For 15 years, I lived with a broken sink.
The sink was still whole when I was bullied and blocked from working by a university professor.
I could not get a job, no matter how hard I tried.
The sink first cracked right after my husband, and I parted ways with his family and stopped communicating because my in-laws had supported my brother-in-law and sinister-in-law (no misspelling here) in their efforts to push us into bankruptcy. They did this because they were threatened by my efforts to earn a graduate degree – a choice I made out of necessity. I wasn't allowed to speak at the dinner table because every time I opened my mouth, the screaming sinister-in-law would "go off."
The sink cracked more after I worked for two female consultants who both bullied me by making up stupid scenarios about why I did not deserve payment for my work.
To deal with the broken sink, I found a plastic dishpan used by waiters to bus dishes. My husband covered the enlarging crack with black duct tape. In other words, I covered up the fissure in my life just as bullying had caused me to act. I couldn't see the crack, but like my anger over being bullied, I knew it was there every time I removed the dish pan to clean it. The black tape showed every food particle and muck left behind from washing dishes. It became an unconscious symbol of the damage that bullying had caused in my life.

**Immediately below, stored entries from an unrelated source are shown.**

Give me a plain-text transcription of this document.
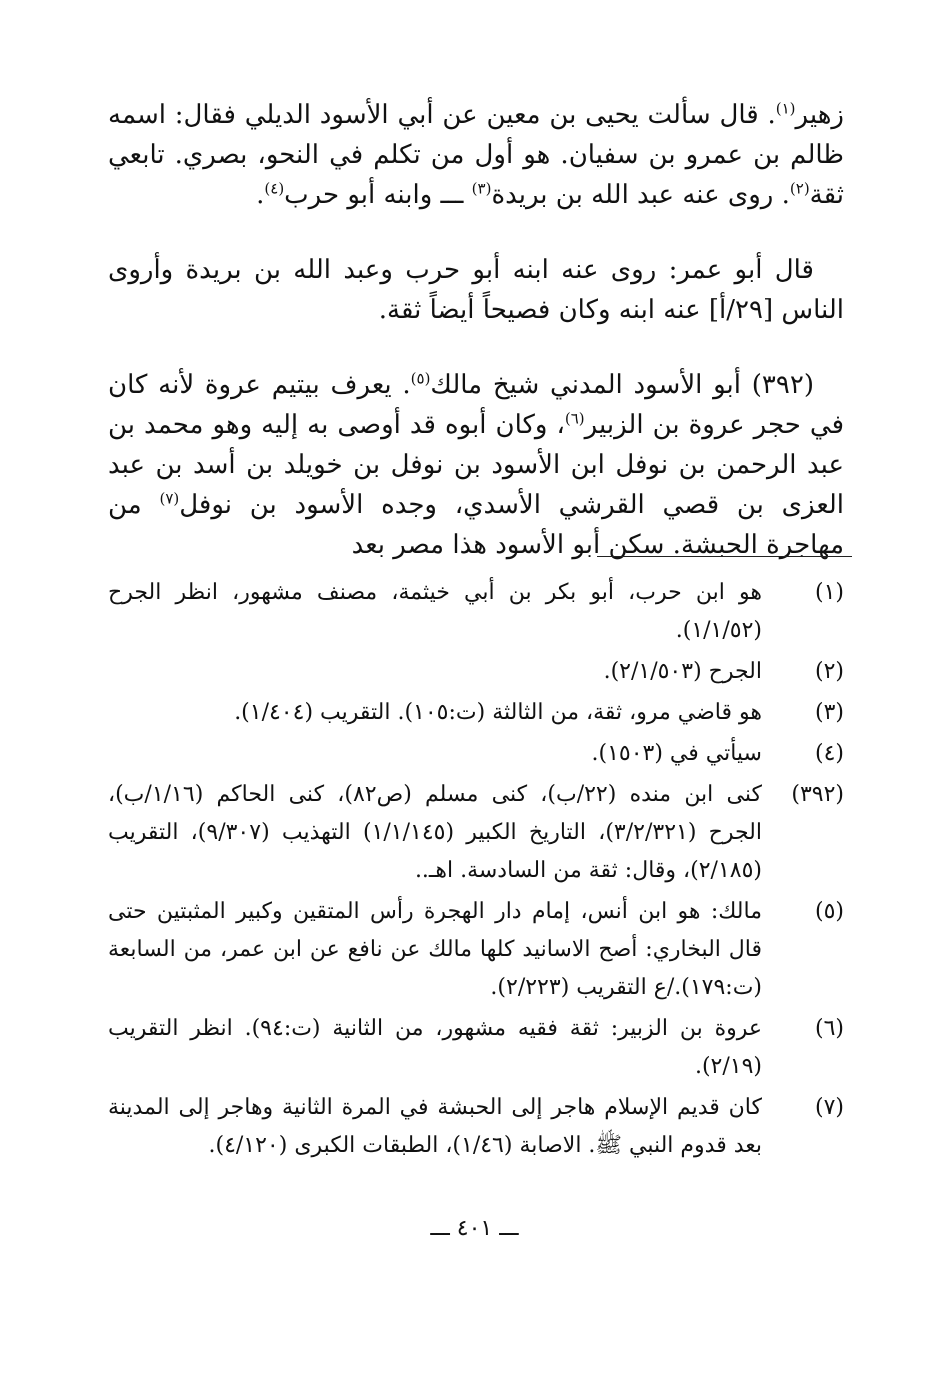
زهير$^{(١)}$. قال سألت يحيى بن معين عن أبي الأسود الديلي فقال: اسمه ظالم بن عمرو بن سفيان. هو أول من تكلم في النحو، بصري. تابعي ثقة$^{(٢)}$. روى عنه عبد الله بن بريدة$^{(٣)}$ ـــ وابنه أبو حرب$^{(٤)}$.

قال أبو عمر: روى عنه ابنه أبو حرب وعبد الله بن بريدة وأروى الناس [٢٩/أ] عنه ابنه وكان فصيحاً أيضاً ثقة.

(٣٩٢) أبو الأسود المدني شيخ مالك$^{(٥)}$. يعرف بيتيم عروة لأنه كان في حجر عروة بن الزبير$^{(٦)}$، وكان أبوه قد أوصى به إليه وهو محمد بن عبد الرحمن بن نوفل ابن الأسود بن نوفل بن خويلد بن أسد بن عبد العزى بن قصي القرشي الأسدي، وجده الأسود بن نوفل$^{(٧)}$ من مهاجرة الحبشة. سكن أبو الأسود هذا مصر بعد

(١)
هو ابن حرب، أبو بكر بن أبي خيثمة، مصنف مشهور، انظر الجرح (١/١/٥٢).
(٢)
الجرح (٢/١/٥٠٣).
(٣)
هو قاضي مرو، ثقة، من الثالثة (ت:١٠٥). التقريب (١/٤٠٤).
(٤)
سيأتي في (١٥٠٣).
(٣٩٢)
كنى ابن منده (٢٢/ب)، كنى مسلم (ص٨٢)، كنى الحاكم (١/١٦/ب)، الجرح (٣/٢/٣٢١)، التاريخ الكبير (١/١/١٤٥) التهذيب (٩/٣٠٧)، التقريب (٢/١٨٥)، وقال: ثقة من السادسة. اهـ..
(٥)
مالك: هو ابن أنس، إمام دار الهجرة رأس المتقين وكبير المثبتين حتى قال البخاري: أصح الاسانيد كلها مالك عن نافع عن ابن عمر، من السابعة (ت:١٧٩)./ع التقريب (٢/٢٢٣).
(٦)
عروة بن الزبير: ثقة فقيه مشهور، من الثانية (ت:٩٤). انظر التقريب (٢/١٩).
(٧)
كان قديم الإسلام هاجر إلى الحبشة في المرة الثانية وهاجر إلى المدينة بعد قدوم النبي ﷺ. الاصابة (١/٤٦)، الطبقات الكبرى (٤/١٢٠).
ـــ ٤٠١ ـــ
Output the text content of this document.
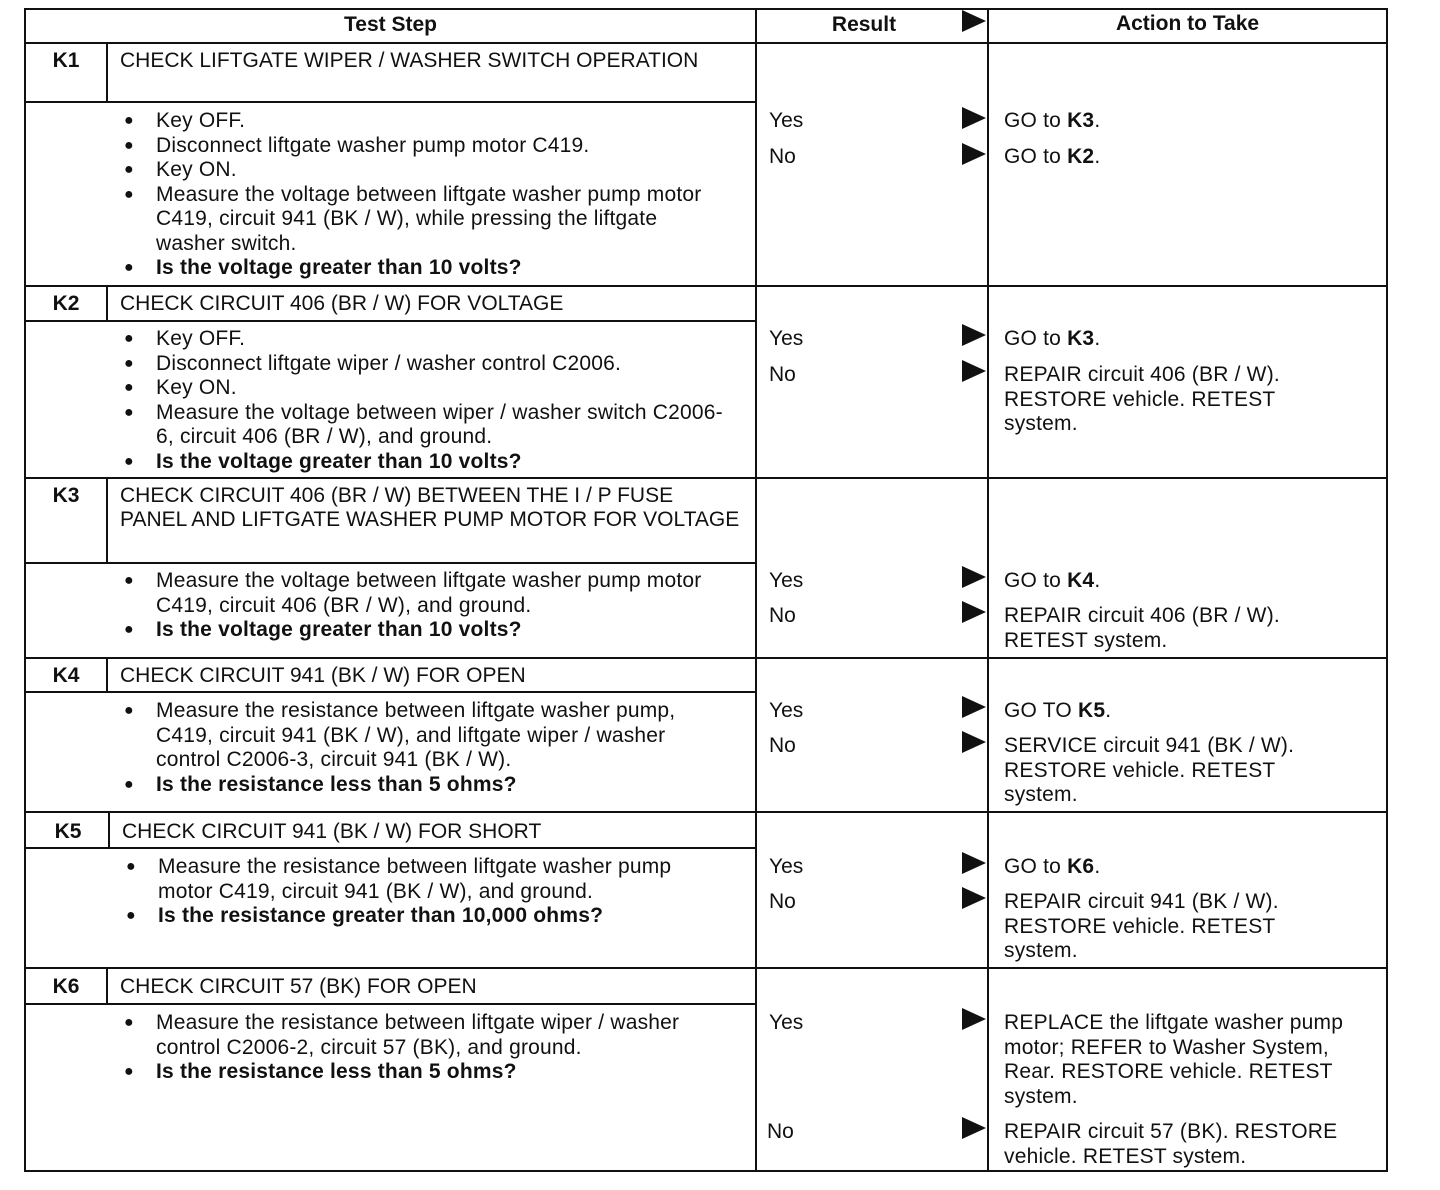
Test Step	Result	Action to Take
K1	CHECK LIFTGATE WIPER / WASHER SWITCH OPERATION
● Key OFF.
● Disconnect liftgate washer pump motor C419.
● Key ON.
● Measure the voltage between liftgate washer pump motor C419, circuit 941 (BK / W), while pressing the liftgate washer switch.
● Is the voltage greater than 10 volts?
Yes	GO to K3.
No	GO to K2.
K2	CHECK CIRCUIT 406 (BR / W) FOR VOLTAGE
● Key OFF.
● Disconnect liftgate wiper / washer control C2006.
● Key ON.
● Measure the voltage between wiper / washer switch C2006-6, circuit 406 (BR / W), and ground.
● Is the voltage greater than 10 volts?
Yes	GO to K3.
No	REPAIR circuit 406 (BR / W). RESTORE vehicle. RETEST system.
K3	CHECK CIRCUIT 406 (BR / W) BETWEEN THE I / P FUSE PANEL AND LIFTGATE WASHER PUMP MOTOR FOR VOLTAGE
● Measure the voltage between liftgate washer pump motor C419, circuit 406 (BR / W), and ground.
● Is the voltage greater than 10 volts?
Yes	GO to K4.
No	REPAIR circuit 406 (BR / W). RETEST system.
K4	CHECK CIRCUIT 941 (BK / W) FOR OPEN
● Measure the resistance between liftgate washer pump, C419, circuit 941 (BK / W), and liftgate wiper / washer control C2006-3, circuit 941 (BK / W).
● Is the resistance less than 5 ohms?
Yes	GO TO K5.
No	SERVICE circuit 941 (BK / W). RESTORE vehicle. RETEST system.
K5	CHECK CIRCUIT 941 (BK / W) FOR SHORT
● Measure the resistance between liftgate washer pump motor C419, circuit 941 (BK / W), and ground.
● Is the resistance greater than 10,000 ohms?
Yes	GO to K6.
No	REPAIR circuit 941 (BK / W). RESTORE vehicle. RETEST system.
K6	CHECK CIRCUIT 57 (BK) FOR OPEN
● Measure the resistance between liftgate wiper / washer control C2006-2, circuit 57 (BK), and ground.
● Is the resistance less than 5 ohms?
Yes	REPLACE the liftgate washer pump motor; REFER to Washer System, Rear. RESTORE vehicle. RETEST system.
No	REPAIR circuit 57 (BK). RESTORE vehicle. RETEST system.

Like the family, the sink should not have cracked. We had purchased it new and inserted it ourselves. However, the sink – designed to help us keep our dishes clean – did not measure up to the job – just as the family sheltered the perpetrator of my ruined educational goals and ignored both my husband's and my pleas for help. Over time, the sink became a symbol of everything that was wrong with my life – the abuse and lack of support by the family, my inability to find new work, the destruction of a paid internship in my new field of work by my brother-in-law dumping an estate on me, the shrinking of my new work network due to the bullying of the female consultants and the Professor; the lack of money I had to fix the sink –or anything else in my life. At one point, I found myself conducting daily online surveys for quarters and collecting discarded cans on my daily walks. I had no other means to support myself, and spending hours submitting resumes only to be ghosted after the first interview where my references were vetted – left me feeling worse and worse.
After all, I had graduated from college Phi Beta Kappa, cum laude. Even that hard-won accomplishment did not mean anything to potential employers after the Professor had her say. (And yes, I had been a witness to her passing on all kinds of comments about an individual worker beyond just confirming that someone had worked for her). I didn't have money to fight the retaliation, even if I could have found a lawyer to represent me.
Eventually, things changed. The Professor died at her desk, and the Huffington Post and the Clearing House for Public Integrity revealed her falsified statistics. I finally got a job that allowed me to overcome whatever negative comments were being told about me by the female consultants. The family stopped trying to hoover us back into the fold - even though they never apologized for, nor paid for, the extensive financial and educational damage they caused.
This last month, after finally paying down all my school debts (tripled by my in-laws), my husband and I finally fixed the broken sink. I realized that I had used that cracked sink to punish myself for being bullied, even though I knew I was ultimately not at fault for the bullying that had happened to me. I had used that sink as self-punishment. and suddenly, that symbol was gone.
I wrote a book titled "Ten Steps to Overcome Workplace Bullying." I've now decided there may be an eleventh step that arrives as we finally overcome the damage. After I was left to sort out the problems caused by multiple bullies, I had no choice but to find a new way forward. Thus, this step represents what finally pushes us to repair the abuse that was done while the abuser(s) continue to deny the damage they caused. This step enables us to resolve the anger within ourselves, even as it preserves our right not to forgive.
That made me wonder: Do we all carry a symbol of a broken sense of self with us long after we've been bullied out of our jobs and our ability to take care of ourselves?